Что хотела сказать ей мать пущенными по воде белыми цветами, Аня так и не узнала.

Через год мать умерла от родов. А отец привел в дом молодую жену, тоже учительницу, стриженую, с челкой. Мачеха целыми днями сидела у окна с гитарой и пела: «Так не жди у меня оправданья, сентябрем на меня не гляди, видно, разные наши желанья, видно, разные наши пути…» Она никогда ничего не готовила, не умела достать воды из колодца, не знала, с какой стороны садятся на лошадь, как доят корову, чем кормят кур. И все в доме темнело, старело, покрывалось пылью, плесневело — даже книги. Запах тления стал исходить и от них.

Из-за этого запаха, собрав узелок, ушла из дому и Аня. Отец догнал ее на взмыленном коне уже возле самой железнодорожной станции. Конь ронял с железных удил вонючую желтую пену, дышал жарким воздухом из ноздрей. А отец, почерневший, в рубахе распояской, без шапки — проскакал двадцать верст, — весь покрытый степной серой пылью и пропахший полынью, стоял как убитый: «И ты, дочка?! А я? Я куда? Мне-то с кем?..» И сердце у Ани зашлось, оно вздрогнуло было… Но решение было принято твердое, и ни слезы, ни просьбы, ни загнанный, укоризненный взгляд отца, оставшегося в одиночестве посреди поля с конем в поводу, ничто не остановило ее. Впереди, за холмами, визжали гудки паровозов, там что-то мерно покатывалось, позвякивало, бренчало — шла какая-то незнакомая, новая жизнь, обещавшая счастье, и Аня рванулась навстречу ей, уверенная в себе, раз и навсегда решив, что уж у нее-то никогда не будет ни челки, ни распущенных по спине кудрявых волос, ни гитары, ни белых душистых, дурманных цветов на ладони…
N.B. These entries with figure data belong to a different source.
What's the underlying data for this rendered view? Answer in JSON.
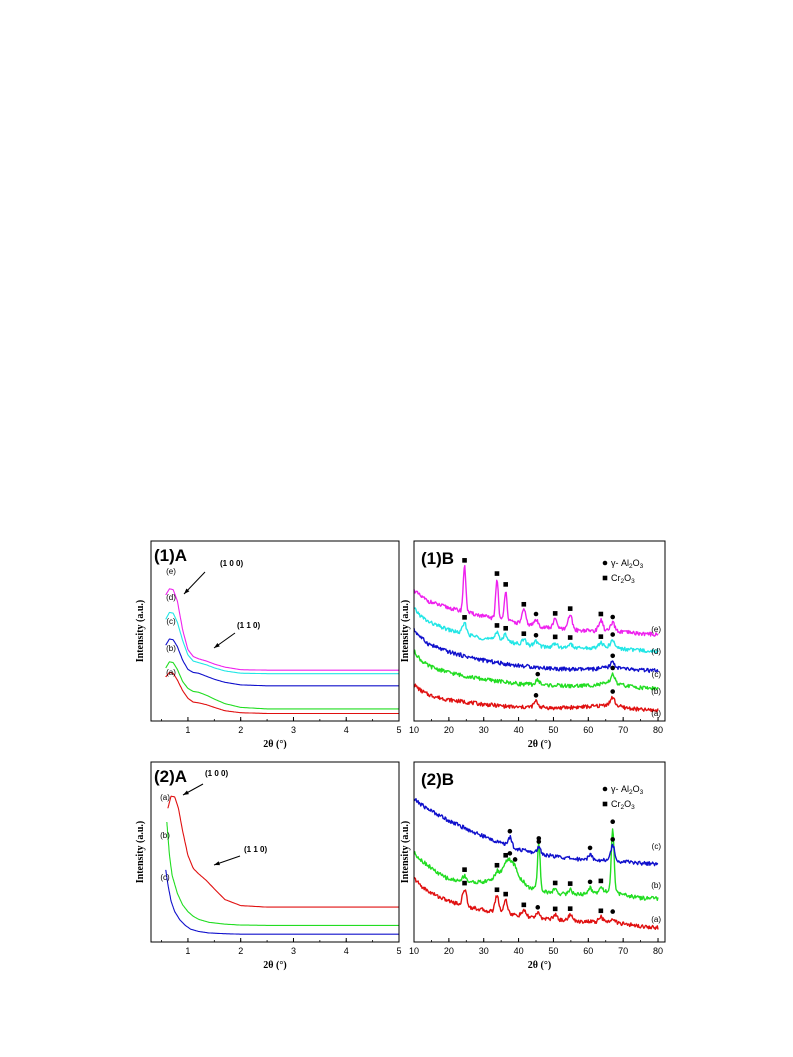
{
  "colors": {
    "a": "#e01010",
    "b": "#22dd22",
    "c": "#1010cc",
    "d": "#22e6e6",
    "e": "#ee22ee",
    "axis": "#000000"
  },
  "chart_data": [
    {
      "type": "line",
      "panel_label": "(1)A",
      "xlabel": "2θ (°)",
      "ylabel": "Intensity (a.u.)",
      "xlim": [
        0.3,
        5
      ],
      "ylim": [
        0,
        10
      ],
      "xticks": [
        "1",
        "2",
        "3",
        "4",
        "5"
      ],
      "series": [
        {
          "name": "(a)",
          "color_key": "a",
          "x": [
            0.58,
            0.65,
            0.72,
            0.8,
            0.9,
            1.0,
            1.1,
            1.2,
            1.35,
            1.5,
            1.7,
            2.0,
            2.5,
            3.0,
            4.0,
            5.0
          ],
          "y": [
            2.5,
            2.8,
            2.75,
            2.3,
            1.6,
            1.1,
            0.85,
            0.8,
            0.68,
            0.5,
            0.28,
            0.15,
            0.1,
            0.1,
            0.1,
            0.1
          ]
        },
        {
          "name": "(b)",
          "color_key": "b",
          "x": [
            0.58,
            0.65,
            0.72,
            0.8,
            0.9,
            1.0,
            1.1,
            1.2,
            1.35,
            1.5,
            1.7,
            2.0,
            2.5,
            3.0,
            4.0,
            5.0
          ],
          "y": [
            3.1,
            3.5,
            3.45,
            3.0,
            2.2,
            1.75,
            1.55,
            1.5,
            1.3,
            1.05,
            0.75,
            0.5,
            0.4,
            0.4,
            0.4,
            0.4
          ]
        },
        {
          "name": "(c)",
          "color_key": "c",
          "x": [
            0.58,
            0.65,
            0.72,
            0.8,
            0.9,
            1.0,
            1.1,
            1.2,
            1.35,
            1.5,
            1.7,
            2.0,
            2.5,
            3.0,
            4.0,
            5.0
          ],
          "y": [
            4.6,
            5.0,
            4.95,
            4.5,
            3.6,
            3.0,
            2.8,
            2.75,
            2.55,
            2.35,
            2.15,
            1.98,
            1.92,
            1.92,
            1.92,
            1.92
          ]
        },
        {
          "name": "(d)",
          "color_key": "d",
          "x": [
            0.58,
            0.65,
            0.72,
            0.8,
            0.9,
            1.0,
            1.1,
            1.2,
            1.35,
            1.5,
            1.7,
            2.0,
            2.5,
            3.0,
            4.0,
            5.0
          ],
          "y": [
            6.3,
            6.75,
            6.7,
            6.1,
            4.9,
            3.95,
            3.55,
            3.45,
            3.3,
            3.1,
            2.9,
            2.75,
            2.72,
            2.72,
            2.72,
            2.72
          ]
        },
        {
          "name": "(e)",
          "color_key": "e",
          "x": [
            0.58,
            0.65,
            0.72,
            0.8,
            0.9,
            1.0,
            1.1,
            1.2,
            1.35,
            1.5,
            1.7,
            2.0,
            2.5,
            3.0,
            4.0,
            5.0
          ],
          "y": [
            7.9,
            8.3,
            8.25,
            7.5,
            5.6,
            4.3,
            3.85,
            3.7,
            3.55,
            3.35,
            3.15,
            2.98,
            2.95,
            2.95,
            2.95,
            2.95
          ]
        }
      ],
      "annotations": [
        {
          "text": "(1 0 0)"
        },
        {
          "text": "(1 1 0)"
        }
      ]
    },
    {
      "type": "line",
      "panel_label": "(1)B",
      "xlabel": "2θ (°)",
      "ylabel": "Intensity (a.u.)",
      "xlim": [
        10,
        82
      ],
      "ylim": [
        0,
        10
      ],
      "xticks": [
        "10",
        "20",
        "30",
        "40",
        "50",
        "60",
        "70",
        "80"
      ],
      "legend": [
        "γ- Al2O3",
        "Cr2O3"
      ],
      "legend_position": "top-right",
      "series": [
        {
          "name": "(a)",
          "color_key": "a",
          "x": [
            10,
            12,
            14,
            17,
            20,
            25,
            30,
            35,
            40,
            45,
            50,
            55,
            60,
            63,
            66,
            67,
            70,
            75,
            80
          ],
          "y": [
            2.0,
            1.6,
            1.35,
            1.15,
            1.0,
            0.85,
            0.7,
            0.6,
            0.5,
            0.55,
            0.45,
            0.5,
            0.55,
            0.6,
            0.72,
            0.7,
            0.5,
            0.35,
            0.3
          ],
          "peaks": {
            "x": [
              45,
              67
            ],
            "h": [
              0.35,
              0.45
            ]
          },
          "markers": {
            "gamma": [
              45,
              67
            ],
            "cr2o3": []
          }
        },
        {
          "name": "(b)",
          "color_key": "b",
          "x": [
            10,
            12,
            14,
            17,
            20,
            25,
            30,
            35,
            40,
            45,
            50,
            55,
            60,
            63,
            66,
            67,
            70,
            75,
            80
          ],
          "y": [
            4.2,
            3.6,
            3.25,
            3.0,
            2.8,
            2.55,
            2.35,
            2.2,
            2.05,
            2.0,
            1.95,
            1.9,
            1.95,
            2.0,
            2.1,
            2.1,
            1.95,
            1.8,
            1.75
          ],
          "peaks": {
            "x": [
              45.5,
              67
            ],
            "h": [
              0.3,
              0.6
            ]
          },
          "markers": {
            "gamma": [
              45.5,
              67
            ],
            "cr2o3": []
          }
        },
        {
          "name": "(c)",
          "color_key": "c",
          "x": [
            10,
            12,
            14,
            17,
            20,
            25,
            30,
            35,
            40,
            45,
            50,
            55,
            60,
            63,
            66,
            67,
            70,
            75,
            80
          ],
          "y": [
            5.6,
            5.1,
            4.7,
            4.4,
            4.15,
            3.85,
            3.6,
            3.4,
            3.25,
            3.15,
            3.05,
            3.0,
            3.0,
            3.05,
            3.15,
            3.15,
            3.05,
            2.95,
            2.9
          ],
          "peaks": {
            "x": [
              67
            ],
            "h": [
              0.35
            ]
          },
          "markers": {
            "gamma": [
              67
            ],
            "cr2o3": []
          }
        },
        {
          "name": "(d)",
          "color_key": "d",
          "x": [
            10,
            12,
            14,
            17,
            20,
            25,
            30,
            35,
            40,
            45,
            50,
            55,
            60,
            63,
            66,
            67,
            70,
            75,
            80
          ],
          "y": [
            7.0,
            6.5,
            6.15,
            5.85,
            5.6,
            5.3,
            5.05,
            4.85,
            4.7,
            4.55,
            4.45,
            4.4,
            4.4,
            4.45,
            4.5,
            4.5,
            4.35,
            4.25,
            4.2
          ],
          "peaks": {
            "x": [
              24.5,
              33.8,
              36.3,
              41.5,
              45,
              50.5,
              54.8,
              63.6,
              67
            ],
            "h": [
              0.7,
              0.6,
              0.5,
              0.3,
              0.3,
              0.3,
              0.3,
              0.3,
              0.4
            ]
          },
          "markers": {
            "gamma": [
              45,
              67
            ],
            "cr2o3": [
              24.5,
              33.8,
              36.3,
              41.5,
              50.5,
              54.8,
              63.6
            ]
          }
        },
        {
          "name": "(e)",
          "color_key": "e",
          "x": [
            10,
            12,
            14,
            17,
            20,
            25,
            30,
            35,
            40,
            45,
            50,
            55,
            60,
            63,
            66,
            67,
            70,
            75,
            80
          ],
          "y": [
            8.2,
            7.8,
            7.5,
            7.25,
            7.05,
            6.75,
            6.5,
            6.25,
            6.05,
            5.85,
            5.7,
            5.6,
            5.55,
            5.55,
            5.55,
            5.55,
            5.45,
            5.35,
            5.3
          ],
          "peaks": {
            "x": [
              24.5,
              33.8,
              36.3,
              41.5,
              45,
              50.5,
              54.8,
              63.6,
              67
            ],
            "h": [
              3.0,
              2.6,
              2.0,
              0.9,
              0.4,
              0.6,
              1.0,
              0.7,
              0.5
            ]
          },
          "markers": {
            "gamma": [
              45,
              67
            ],
            "cr2o3": [
              24.5,
              33.8,
              36.3,
              41.5,
              50.5,
              54.8,
              63.6
            ]
          }
        }
      ]
    },
    {
      "type": "line",
      "panel_label": "(2)A",
      "xlabel": "2θ (°)",
      "ylabel": "Intensity (a.u.)",
      "xlim": [
        0.3,
        5
      ],
      "ylim": [
        0,
        10
      ],
      "xticks": [
        "1",
        "2",
        "3",
        "4",
        "5"
      ],
      "series": [
        {
          "name": "(a)",
          "color_key": "a",
          "x": [
            0.62,
            0.68,
            0.75,
            0.82,
            0.9,
            1.0,
            1.1,
            1.2,
            1.35,
            1.5,
            1.7,
            2.0,
            2.5,
            3.0,
            4.0,
            5.0
          ],
          "y": [
            8.4,
            9.2,
            9.15,
            8.4,
            6.9,
            5.3,
            4.45,
            4.1,
            3.65,
            3.1,
            2.4,
            2.0,
            1.9,
            1.9,
            1.9,
            1.9
          ]
        },
        {
          "name": "(b)",
          "color_key": "b",
          "x": [
            0.6,
            0.65,
            0.7,
            0.8,
            0.9,
            1.0,
            1.1,
            1.2,
            1.4,
            1.7,
            2.0,
            2.5,
            3.0,
            4.0,
            5.0
          ],
          "y": [
            7.5,
            5.3,
            4.0,
            2.8,
            2.05,
            1.6,
            1.3,
            1.1,
            0.9,
            0.78,
            0.72,
            0.7,
            0.7,
            0.7,
            0.7
          ]
        },
        {
          "name": "(c)",
          "color_key": "c",
          "x": [
            0.58,
            0.62,
            0.68,
            0.75,
            0.85,
            0.95,
            1.05,
            1.2,
            1.4,
            1.7,
            2.0,
            2.5,
            3.0,
            4.0,
            5.0
          ],
          "y": [
            4.35,
            3.4,
            2.3,
            1.6,
            1.05,
            0.7,
            0.45,
            0.3,
            0.2,
            0.15,
            0.12,
            0.12,
            0.12,
            0.12,
            0.12
          ]
        }
      ],
      "annotations": [
        {
          "text": "(1 0 0)"
        },
        {
          "text": "(1 1 0)"
        }
      ]
    },
    {
      "type": "line",
      "panel_label": "(2)B",
      "xlabel": "2θ (°)",
      "ylabel": "Intensity (a.u.)",
      "xlim": [
        10,
        82
      ],
      "ylim": [
        0,
        10
      ],
      "xticks": [
        "10",
        "20",
        "30",
        "40",
        "50",
        "60",
        "70",
        "80"
      ],
      "legend": [
        "γ- Al2O3",
        "Cr2O3"
      ],
      "legend_position": "top-right",
      "series": [
        {
          "name": "(a)",
          "color_key": "a",
          "x": [
            10,
            12,
            14,
            17,
            20,
            25,
            30,
            35,
            40,
            45,
            50,
            55,
            60,
            65,
            70,
            75,
            80
          ],
          "y": [
            3.8,
            3.3,
            2.95,
            2.6,
            2.3,
            1.95,
            1.7,
            1.5,
            1.35,
            1.2,
            1.1,
            1.0,
            0.95,
            0.9,
            0.8,
            0.65,
            0.55
          ],
          "peaks": {
            "x": [
              24.5,
              33.8,
              36.3,
              41.5,
              45.5,
              50.5,
              54.8,
              63.6,
              67
            ],
            "h": [
              1.1,
              1.1,
              0.9,
              0.35,
              0.3,
              0.3,
              0.4,
              0.35,
              0.35
            ]
          },
          "markers": {
            "gamma": [
              45.5,
              67
            ],
            "cr2o3": [
              24.5,
              33.8,
              36.3,
              41.5,
              50.5,
              54.8,
              63.6
            ]
          }
        },
        {
          "name": "(b)",
          "color_key": "b",
          "x": [
            10,
            12,
            14,
            17,
            20,
            25,
            30,
            33,
            35,
            37.5,
            40,
            43,
            47,
            50,
            55,
            60,
            63,
            66,
            70,
            75,
            80
          ],
          "y": [
            5.5,
            5.0,
            4.65,
            4.1,
            3.75,
            3.55,
            3.55,
            3.8,
            4.2,
            5.0,
            3.9,
            3.2,
            2.95,
            2.8,
            2.75,
            2.75,
            2.85,
            3.0,
            2.7,
            2.5,
            2.45
          ],
          "peaks": {
            "x": [
              24.5,
              33.8,
              36.3,
              39,
              45.8,
              50.5,
              54.8,
              60.5,
              63.6,
              67
            ],
            "h": [
              0.4,
              0.3,
              0.3,
              0.3,
              3.0,
              0.3,
              0.3,
              0.4,
              0.35,
              4.2
            ]
          },
          "markers": {
            "gamma": [
              37.5,
              39,
              45.8,
              60.5,
              67
            ],
            "cr2o3": [
              24.5,
              33.8,
              36.3,
              50.5,
              54.8,
              63.6
            ]
          }
        },
        {
          "name": "(c)",
          "color_key": "c",
          "x": [
            10,
            13,
            16,
            20,
            25,
            30,
            35,
            40,
            45,
            50,
            55,
            60,
            65,
            70,
            75,
            80
          ],
          "y": [
            9.0,
            8.5,
            8.1,
            7.6,
            7.05,
            6.55,
            6.1,
            5.7,
            5.45,
            5.25,
            5.1,
            5.0,
            5.0,
            4.9,
            4.8,
            4.75
          ],
          "peaks": {
            "x": [
              37.5,
              45.8,
              60.5,
              67
            ],
            "h": [
              0.6,
              0.4,
              0.4,
              1.0
            ]
          },
          "markers": {
            "gamma": [
              37.5,
              45.8,
              60.5,
              67
            ],
            "cr2o3": []
          }
        }
      ]
    }
  ]
}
Сейчас, лежа в чужой избе, на полу, среди стольких чужих ей мужчин, Аня вдруг с неожиданным для себя ощущением счастья припомнила те далекие дни, станицу, ее улицы, сплошь засеянные соломой да серым куриным пером, мать, отца. И полынные солончаки, и зеленые — среди ковылей — куртины малинника, дикой вишни.